Even if what you've read so far in this review hasn't convinced you personally to read John Viega's "The Myths of Security" in its entirety, then you should at least read chapter 17 titled "Helping others stay safe on the Internet". That way you will be armed with the basic, but still vitally important, Internet security knowledge that you can then pass onto your non-technical work colleagues, associates, family members, friends and acquaintances. Viega has even included advice for parents to discuss with their children about staying safe whilst online. For more information about what's contained in "The Myths of Security", I recommend that you take a look at the book's complete Table of Contents available on the book's companion Web page located at http://www.oreilly.com/catalog/9780596523022/
In conclusion, it is sobering to reflect on Viega's overall view of Internet security, namely, that "it's not a game we'll ever win." He bases that on the following scenario: "Imagine," he says, "you're trying to protect the entire Internet, which has at least 1.6 billion users. Let's pretend that those users are all running security mechanisms that are 99.9% effective, and everybody gets attacked at least once a year. That's still over 1.6 million people infected a year." Despite those gloomy odds, it is still worthwhile to protect yourself as much as humanly possible whilst ever you are online.
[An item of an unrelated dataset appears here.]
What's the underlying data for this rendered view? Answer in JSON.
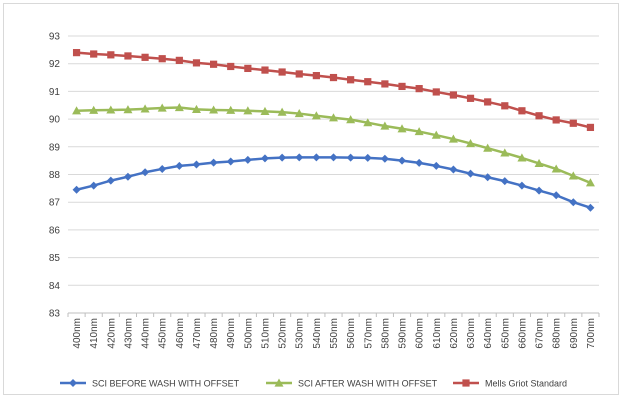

And a practical way of doing that is to heed the advice that Viega has included in his book. But don’t wait until you are hacked or attacked before you respond. Instead, become pro-active, because as Viega says, "it doesn't take a failure in your security to get you in trouble. When there's money involved, there will always be successful criminals. And, even if there are no overt security problems with an IT system, the bad guys will just lie, cheat, and steal if that's what it takes to achieve their goals. Remember, the bad guys were successful before there were computers involved, and they will examine all their options and take the easiest path."